Says Vishal Manchanda, Sr VP, President Institutional Research, Systematix Group, “The key challenge as of now for companies is to have their manufacturing/supply chain and regulatory approval in place so that they go full throttle when the market formation begins. While companies have initiated clinical trials and regulatory filings to launch timely, they are yet to garner regulatory approval. Since Semaglutide is a peptide, the regulatory hurdles are likely to be higher and we might not see everyone reach the market on day one. The other core challenge to commercial success is pricing as it would be crucial to create a larger scale acceptance in the market.”
Sreekanth Muttineni, President, Formulations Operations, MSN Laboratories, mentions, “Big companies fiercely protect their patents, which include the manufacturing process, methods, and functionalities of their products, by resorting to court battles. Consequently, new products might not be released to the market for an extended period, even after their patents expire. Indian players will face intense pressure from payers demanding ever-lower prices while offering discounts. This pressure could squeeze margins, even with increased volume. To defend market share, MNCs will aggressively employ contracting strategies, introduce next-generation products, and potentially authorise generics.”
Agilent Technologies sees a strong and sustained growth trajectory for the GLP-1 drug segment and the broader biopharmaceutical industry. Despite the promising market outlook, scaling R&D and manufacturing for GLP-1 receptor agonists in India presents several complex challenges. Says Nandakumar Kalathil, Country General Manager (CGM) - India, Agilent Technologies, "These biologics require precise analytical characterisation to ensure structural integrity; rigorous quality control to meet international regulatory standards; scalable manufacturing processes that maintain consistency across batches etc. Indian pharmaceutical companies often face limitations in access to high-end instrumentation, the technical complexity of biologics handling, and the need for rapid scale-up to meet market timelines. These challenges are compounded by evolving regulatory landscapes and the long biosimilar development timelines, especially as key patents for some GLP-1 drugs extend to 2033."
Future
Indian pharma companies have a unique opportunity to disrupt the GLP-1 drug market. If they focus on affordability, innovation, and regulatory approvals, they could emerge as key players in diabetes and obesity treatment worldwide.
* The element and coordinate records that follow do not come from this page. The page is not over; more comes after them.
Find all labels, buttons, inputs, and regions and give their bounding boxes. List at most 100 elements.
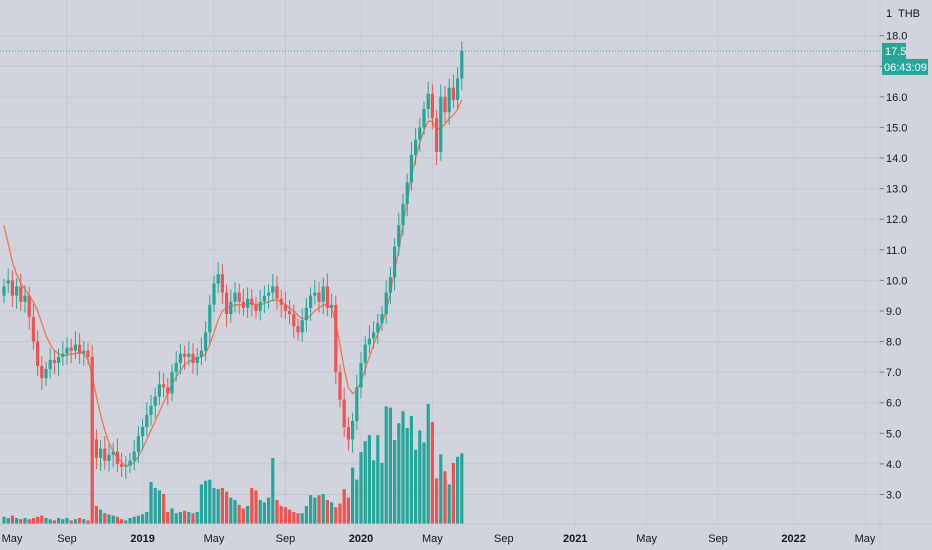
candle[interactable] bbox=[246, 287, 250, 318]
candle[interactable] bbox=[10, 270, 14, 307]
candle[interactable] bbox=[292, 304, 296, 339]
candle[interactable] bbox=[162, 373, 166, 398]
candle[interactable] bbox=[57, 348, 61, 377]
candle[interactable] bbox=[309, 287, 313, 322]
candle[interactable] bbox=[2, 278, 6, 304]
candle[interactable] bbox=[237, 283, 241, 315]
candle[interactable] bbox=[430, 83, 434, 130]
candle[interactable] bbox=[346, 417, 350, 451]
candle[interactable] bbox=[23, 284, 27, 313]
candle[interactable] bbox=[401, 193, 405, 236]
candle[interactable] bbox=[103, 436, 107, 470]
candle[interactable] bbox=[262, 285, 266, 314]
candle[interactable] bbox=[31, 303, 35, 350]
candle[interactable] bbox=[393, 238, 397, 291]
candle[interactable] bbox=[439, 84, 443, 161]
candle[interactable] bbox=[304, 297, 308, 332]
candle[interactable] bbox=[208, 295, 212, 345]
candle[interactable] bbox=[397, 212, 401, 256]
candle[interactable] bbox=[61, 341, 65, 366]
candle[interactable] bbox=[250, 289, 254, 317]
candle[interactable] bbox=[229, 289, 233, 323]
candle[interactable] bbox=[166, 377, 170, 406]
candle[interactable] bbox=[418, 117, 422, 152]
candle[interactable] bbox=[271, 273, 275, 302]
candle[interactable] bbox=[367, 325, 371, 353]
candle[interactable] bbox=[15, 278, 19, 309]
candle[interactable] bbox=[212, 275, 216, 313]
candle[interactable] bbox=[145, 402, 149, 437]
candle[interactable] bbox=[195, 347, 199, 376]
candle[interactable] bbox=[191, 343, 195, 374]
candle[interactable] bbox=[225, 284, 229, 328]
candle[interactable] bbox=[300, 308, 304, 342]
candle[interactable] bbox=[388, 267, 392, 304]
candle[interactable] bbox=[132, 439, 136, 471]
candle[interactable] bbox=[296, 318, 300, 340]
candle[interactable] bbox=[69, 338, 73, 364]
candle[interactable] bbox=[199, 337, 203, 366]
candle[interactable] bbox=[220, 264, 224, 304]
candle[interactable] bbox=[414, 128, 418, 166]
candle[interactable] bbox=[94, 429, 98, 470]
candle[interactable] bbox=[99, 440, 103, 471]
candle[interactable] bbox=[86, 343, 90, 365]
candle[interactable] bbox=[136, 426, 140, 463]
candle[interactable] bbox=[111, 442, 115, 468]
candle[interactable] bbox=[460, 41, 464, 91]
candle[interactable] bbox=[183, 345, 187, 370]
candle[interactable] bbox=[78, 333, 82, 364]
candle[interactable] bbox=[65, 336, 69, 365]
candle[interactable] bbox=[120, 452, 124, 478]
candle[interactable] bbox=[48, 347, 52, 379]
candle[interactable] bbox=[128, 453, 132, 474]
candle[interactable] bbox=[351, 412, 355, 453]
candle[interactable] bbox=[334, 295, 338, 385]
candle[interactable] bbox=[409, 141, 413, 191]
candle[interactable] bbox=[90, 344, 94, 449]
candle[interactable] bbox=[40, 356, 44, 391]
candle[interactable] bbox=[157, 371, 161, 405]
candle[interactable] bbox=[216, 262, 220, 293]
candle[interactable] bbox=[178, 343, 182, 375]
candle[interactable] bbox=[124, 455, 128, 479]
candle[interactable] bbox=[174, 351, 178, 382]
candle[interactable] bbox=[321, 277, 325, 315]
candle[interactable] bbox=[426, 81, 430, 119]
candle[interactable] bbox=[422, 101, 426, 136]
candle[interactable] bbox=[330, 293, 334, 318]
candle[interactable] bbox=[107, 444, 111, 472]
candle[interactable] bbox=[241, 288, 245, 317]
candle[interactable] bbox=[338, 364, 342, 408]
candle[interactable] bbox=[376, 313, 380, 345]
candle[interactable] bbox=[283, 291, 287, 320]
candle[interactable] bbox=[342, 387, 346, 437]
candle[interactable] bbox=[279, 289, 283, 318]
candle[interactable] bbox=[267, 284, 271, 309]
candle[interactable] bbox=[204, 321, 208, 361]
candle[interactable] bbox=[187, 341, 191, 366]
candle[interactable] bbox=[447, 78, 451, 125]
candle[interactable] bbox=[44, 361, 48, 386]
candle[interactable] bbox=[317, 281, 321, 313]
candle[interactable] bbox=[254, 297, 258, 319]
candle[interactable] bbox=[384, 280, 388, 324]
candle[interactable] bbox=[6, 268, 10, 293]
candle[interactable] bbox=[325, 273, 329, 317]
candle[interactable] bbox=[82, 341, 86, 366]
candle[interactable] bbox=[405, 173, 409, 217]
candle[interactable] bbox=[380, 306, 384, 331]
candle[interactable] bbox=[233, 281, 237, 313]
candle[interactable] bbox=[435, 109, 439, 166]
candle[interactable] bbox=[288, 299, 292, 325]
candle[interactable] bbox=[153, 387, 157, 419]
candle[interactable] bbox=[355, 374, 359, 430]
candle[interactable] bbox=[313, 280, 317, 305]
candle[interactable] bbox=[170, 364, 174, 402]
candle[interactable] bbox=[27, 286, 31, 330]
candle[interactable] bbox=[141, 418, 145, 450]
candle[interactable] bbox=[19, 273, 23, 311]
candle[interactable] bbox=[443, 86, 447, 123]
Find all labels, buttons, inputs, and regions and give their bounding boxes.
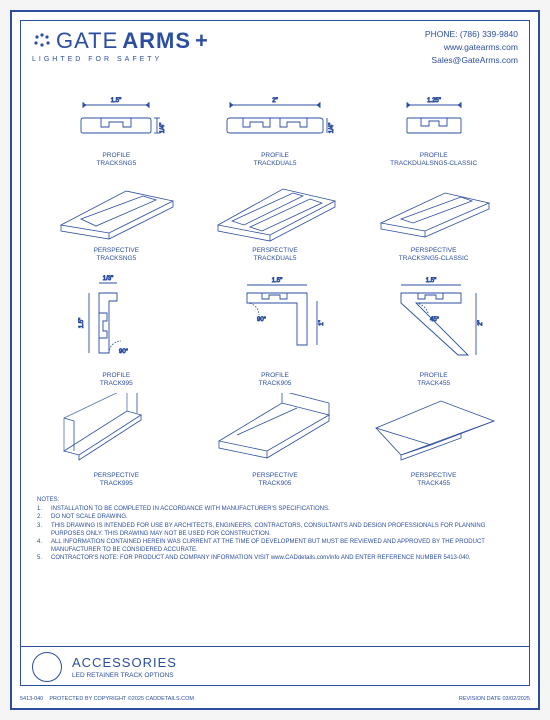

Indian manufacturers can leverage their cost-effective production capabilities to export GLP-1 drugs globally, particularly to emerging markets with a high prevalence of diabetes and obesity. Incentives for local manufacturing and policy reforms could. This further boosts India's position in the global pharmaceutical industry.
Leveraging its proven capabilities in generics, expanding peptide manufacturing expertise, and strategic investments, India can gain a competitive advantage in this dynamic global market. With robust ecosystem support, India can become a formidable player in the global supply of affordable GLP-1 therapies, further solidifying its status as the pharmacy of the world.
Exploring ways to overcome patent challenges can be a win-win situation for Indian pharma players.